Red Army Shatters Hungarian Defenses
Tuesday, January 12, 1943 www.onwar.com
On the Eastern Front... The Soviet Voronezh Front (General Golikov) and Bryansk Front (General Reiter) attack the Hungarian 2nd Army and the German 2nd Army, respectively. The Hungarian defenses are quickly shattered. Soviet forces breaking through drive toward Kharkov. To the south, Army Group Don (Field Marshal Manstein) is also being pressured by Soviet attacks aimed at reaching Rostov and cutting off German Army Group A in the Caucasus. The Soviet breakthrough to the north represents a threat to the position of Manstein’s army group.

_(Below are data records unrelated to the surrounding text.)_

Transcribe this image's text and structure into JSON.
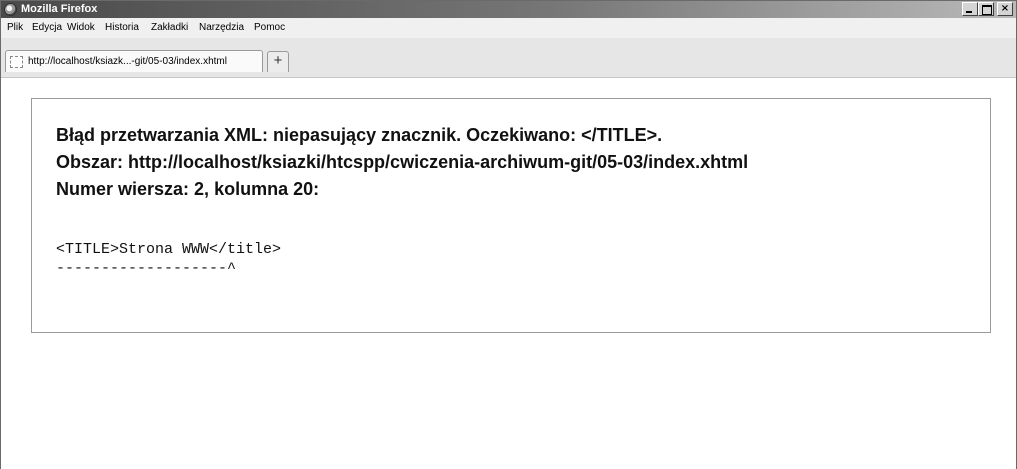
{
  "window": {
    "title": "Mozilla Firefox",
    "controls": {
      "minimize": "",
      "maximize": "",
      "close": "×"
    }
  },
  "menu": {
    "items": [
      "Plik",
      "Edycja",
      "Widok",
      "Historia",
      "Zakładki",
      "Narzędzia",
      "Pomoc"
    ]
  },
  "tabs": {
    "active_label": "http://localhost/ksiazk...-git/05-03/index.xhtml",
    "new_tab_label": "+"
  },
  "error": {
    "message_line1": "Błąd przetwarzania XML: niepasujący znacznik. Oczekiwano: </TITLE>.",
    "message_line2": "Obszar: http://localhost/ksiazki/htcspp/cwiczenia-archiwum-git/05-03/index.xhtml",
    "message_line3": "Numer wiersza: 2, kolumna 20:",
    "source_line": "<TITLE>Strona WWW</title>",
    "source_pointer": "-------------------^"
  }
}
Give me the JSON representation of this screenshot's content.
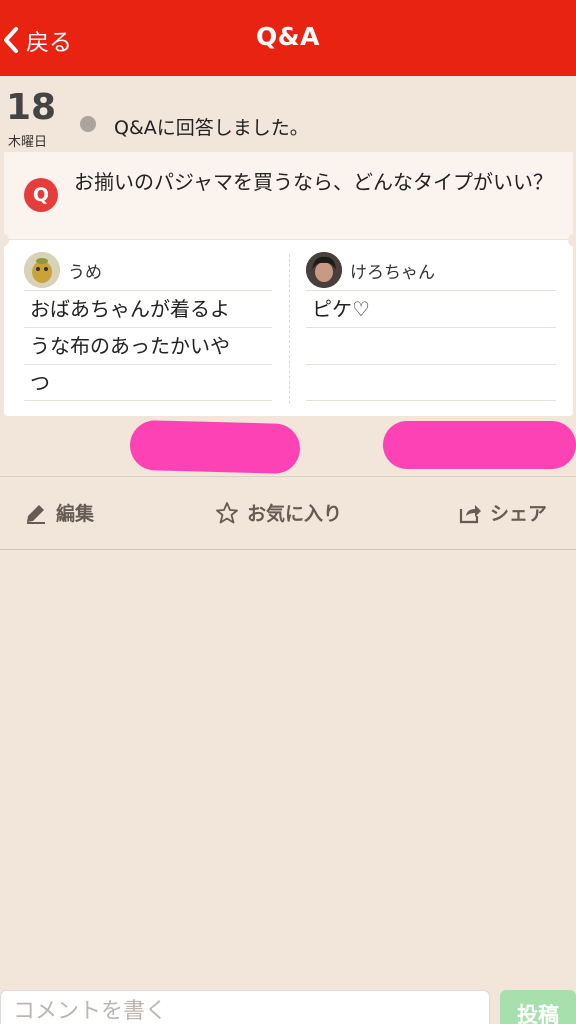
{
  "header": {
    "back_label": "戻る",
    "title": "Q&A"
  },
  "entry": {
    "date_number": "18",
    "weekday": "木曜日",
    "status_text": "Q&Aに回答しました。"
  },
  "question": {
    "badge": "Q",
    "text": "お揃いのパジャマを買うなら、どんなタイプがいい？"
  },
  "answers": [
    {
      "user": "うめ",
      "lines": [
        "おばあちゃんが着るよ",
        "うな布のあったかいや",
        "つ"
      ]
    },
    {
      "user": "けろちゃん",
      "lines": [
        "ピケ♡",
        "",
        ""
      ]
    }
  ],
  "actions": {
    "edit_label": "編集",
    "favorite_label": "お気に入り",
    "share_label": "シェア"
  },
  "comment": {
    "placeholder": "コメントを書く",
    "post_label": "投稿"
  },
  "colors": {
    "header_bg": "#e82311",
    "page_bg": "#f2e5da",
    "q_badge": "#e63c3c",
    "redaction": "#fd42b6",
    "post_button": "#a8e0ad"
  },
  "icons": [
    "chevron-left-icon",
    "pencil-icon",
    "star-icon",
    "share-icon"
  ]
}
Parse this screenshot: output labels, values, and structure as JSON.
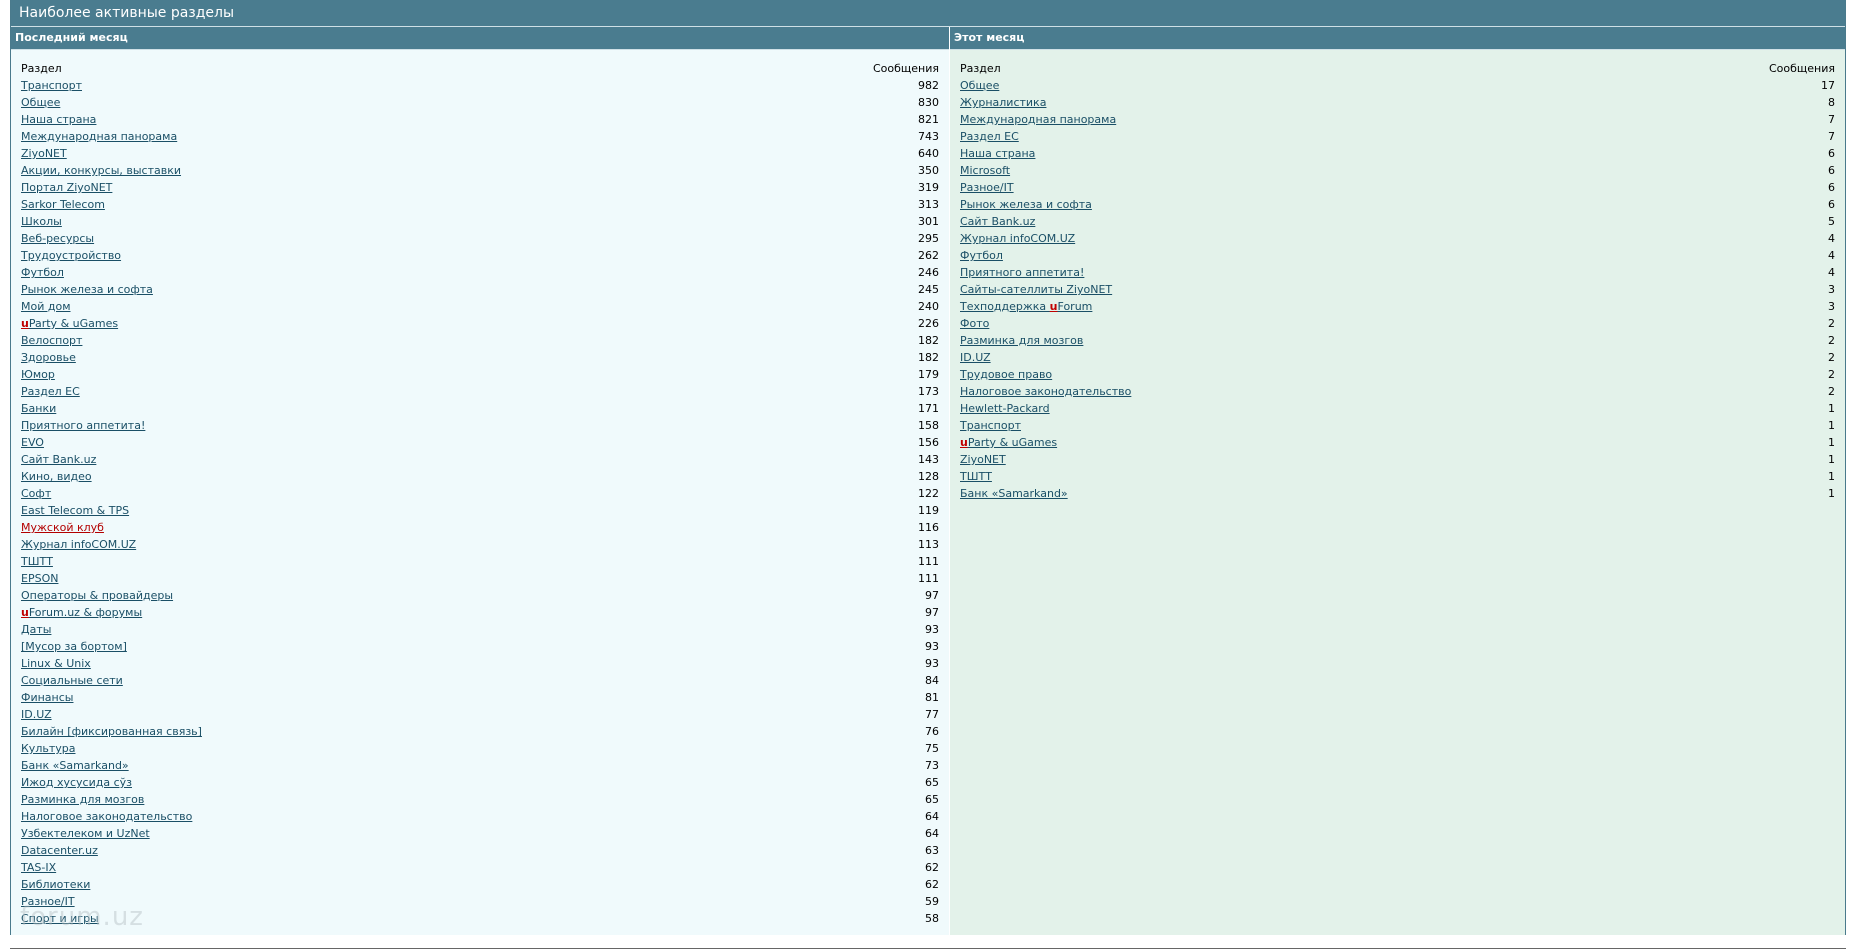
{
  "header": {
    "title": "Наиболее активные разделы"
  },
  "last_month": {
    "title": "Последний месяц",
    "col_section": "Раздел",
    "col_messages": "Сообщения",
    "rows": [
      {
        "prefix": "",
        "label": "Транспорт",
        "count": "982"
      },
      {
        "prefix": "",
        "label": "Общее",
        "count": "830"
      },
      {
        "prefix": "",
        "label": "Наша страна",
        "count": "821"
      },
      {
        "prefix": "",
        "label": "Международная панорама",
        "count": "743"
      },
      {
        "prefix": "",
        "label": "ZiyoNET",
        "count": "640"
      },
      {
        "prefix": "",
        "label": "Акции, конкурсы, выставки",
        "count": "350"
      },
      {
        "prefix": "",
        "label": "Портал ZiyoNET",
        "count": "319"
      },
      {
        "prefix": "",
        "label": "Sarkor Telecom",
        "count": "313"
      },
      {
        "prefix": "",
        "label": "Школы",
        "count": "301"
      },
      {
        "prefix": "",
        "label": "Веб-ресурсы",
        "count": "295"
      },
      {
        "prefix": "",
        "label": "Трудоустройство",
        "count": "262"
      },
      {
        "prefix": "",
        "label": "Футбол",
        "count": "246"
      },
      {
        "prefix": "",
        "label": "Рынок железа и софта",
        "count": "245"
      },
      {
        "prefix": "",
        "label": "Мой дом",
        "count": "240"
      },
      {
        "prefix": "u",
        "label": "Party & uGames",
        "count": "226"
      },
      {
        "prefix": "",
        "label": "Велоспорт",
        "count": "182"
      },
      {
        "prefix": "",
        "label": "Здоровье",
        "count": "182"
      },
      {
        "prefix": "",
        "label": "Юмор",
        "count": "179"
      },
      {
        "prefix": "",
        "label": "Раздел ЕС",
        "count": "173"
      },
      {
        "prefix": "",
        "label": "Банки",
        "count": "171"
      },
      {
        "prefix": "",
        "label": "Приятного аппетита!",
        "count": "158"
      },
      {
        "prefix": "",
        "label": "EVO",
        "count": "156"
      },
      {
        "prefix": "",
        "label": "Сайт Bank.uz",
        "count": "143"
      },
      {
        "prefix": "",
        "label": "Кино, видео",
        "count": "128"
      },
      {
        "prefix": "",
        "label": "Софт",
        "count": "122"
      },
      {
        "prefix": "",
        "label": "East Telecom & TPS",
        "count": "119"
      },
      {
        "prefix": "",
        "label": "Мужской клуб",
        "count": "116",
        "red": true
      },
      {
        "prefix": "",
        "label": "Журнал infoCOM.UZ",
        "count": "113"
      },
      {
        "prefix": "",
        "label": "ТШТТ",
        "count": "111"
      },
      {
        "prefix": "",
        "label": "EPSON",
        "count": "111"
      },
      {
        "prefix": "",
        "label": "Операторы & провайдеры",
        "count": "97"
      },
      {
        "prefix": "u",
        "label": "Forum.uz & форумы",
        "count": "97"
      },
      {
        "prefix": "",
        "label": "Даты",
        "count": "93"
      },
      {
        "prefix": "",
        "label": "[Мусор за бортом]",
        "count": "93"
      },
      {
        "prefix": "",
        "label": "Linux & Unix",
        "count": "93"
      },
      {
        "prefix": "",
        "label": "Социальные сети",
        "count": "84"
      },
      {
        "prefix": "",
        "label": "Финансы",
        "count": "81"
      },
      {
        "prefix": "",
        "label": "ID.UZ",
        "count": "77"
      },
      {
        "prefix": "",
        "label": "Билайн [фиксированная связь]",
        "count": "76"
      },
      {
        "prefix": "",
        "label": "Культура",
        "count": "75"
      },
      {
        "prefix": "",
        "label": "Банк «Samarkand»",
        "count": "73"
      },
      {
        "prefix": "",
        "label": "Ижод хусусида сўз",
        "count": "65"
      },
      {
        "prefix": "",
        "label": "Разминка для мозгов",
        "count": "65"
      },
      {
        "prefix": "",
        "label": "Налоговое законодательство",
        "count": "64"
      },
      {
        "prefix": "",
        "label": "Узбектелеком и UzNet",
        "count": "64"
      },
      {
        "prefix": "",
        "label": "Datacenter.uz",
        "count": "63"
      },
      {
        "prefix": "",
        "label": "TAS-IX",
        "count": "62"
      },
      {
        "prefix": "",
        "label": "Библиотеки",
        "count": "62"
      },
      {
        "prefix": "",
        "label": "Разное/IT",
        "count": "59"
      },
      {
        "prefix": "",
        "label": "Спорт и игры",
        "count": "58"
      }
    ]
  },
  "this_month": {
    "title": "Этот месяц",
    "col_section": "Раздел",
    "col_messages": "Сообщения",
    "rows": [
      {
        "prefix": "",
        "label": "Общее",
        "count": "17"
      },
      {
        "prefix": "",
        "label": "Журналистика",
        "count": "8"
      },
      {
        "prefix": "",
        "label": "Международная панорама",
        "count": "7"
      },
      {
        "prefix": "",
        "label": "Раздел ЕС",
        "count": "7"
      },
      {
        "prefix": "",
        "label": "Наша страна",
        "count": "6"
      },
      {
        "prefix": "",
        "label": "Microsoft",
        "count": "6"
      },
      {
        "prefix": "",
        "label": "Разное/IT",
        "count": "6"
      },
      {
        "prefix": "",
        "label": "Рынок железа и софта",
        "count": "6"
      },
      {
        "prefix": "",
        "label": "Сайт Bank.uz",
        "count": "5"
      },
      {
        "prefix": "",
        "label": "Журнал infoCOM.UZ",
        "count": "4"
      },
      {
        "prefix": "",
        "label": "Футбол",
        "count": "4"
      },
      {
        "prefix": "",
        "label": "Приятного аппетита!",
        "count": "4"
      },
      {
        "prefix": "",
        "label": "Сайты-сателлиты ZiyoNET",
        "count": "3"
      },
      {
        "prefix": "",
        "label": "Техподдержка ",
        "u_mid": "u",
        "suffix": "Forum",
        "count": "3"
      },
      {
        "prefix": "",
        "label": "Фото",
        "count": "2"
      },
      {
        "prefix": "",
        "label": "Разминка для мозгов",
        "count": "2"
      },
      {
        "prefix": "",
        "label": "ID.UZ",
        "count": "2"
      },
      {
        "prefix": "",
        "label": "Трудовое право",
        "count": "2"
      },
      {
        "prefix": "",
        "label": "Налоговое законодательство",
        "count": "2"
      },
      {
        "prefix": "",
        "label": "Hewlett-Packard",
        "count": "1"
      },
      {
        "prefix": "",
        "label": "Транспорт",
        "count": "1"
      },
      {
        "prefix": "u",
        "label": "Party & uGames",
        "count": "1"
      },
      {
        "prefix": "",
        "label": "ZiyoNET",
        "count": "1"
      },
      {
        "prefix": "",
        "label": "ТШТТ",
        "count": "1"
      },
      {
        "prefix": "",
        "label": "Банк «Samarkand»",
        "count": "1"
      }
    ]
  },
  "watermark": "forum.uz"
}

In the Aleutian Islands... Amchitka Island is occupied by a small US force led by General Jones. The destroyer Warden is lost in an accident.
In New Guinea... Australian infantry and tanks attack Japanese positions north and west of Gona.
"Of the original seven, there remain the 33,000 ton Saratoga, the small Ranger, somewhat on the wasp pattern, though smaller and less speedy, and the big Enterprise, a sister ship of the Yorktown, sunk at Midway."
In fact, five of eight US carriers were sunk in 1942, leaving only Saratoga and Enterprise in the Pacific, until Essex, commissioned on December 31, 1942.
Meanwhile, Japanese also suffered losses.
Of eight fleet carriers available in 1942, four were sunk at Midway, leaving Shokaku, Zuikaku and the new Junyo and Hiryo.
The Japanese also had seven light and escort carriers, of which two were sunk, leaving five.
So, as of "today", the US has Saratoga, Enterprise and Essex, versus four Japanese fleet and five light or escort carriers.
Yes, Baldwin is right in implying the tide will turn, but as of January 1943, these numbers still don't say the tide has already turned.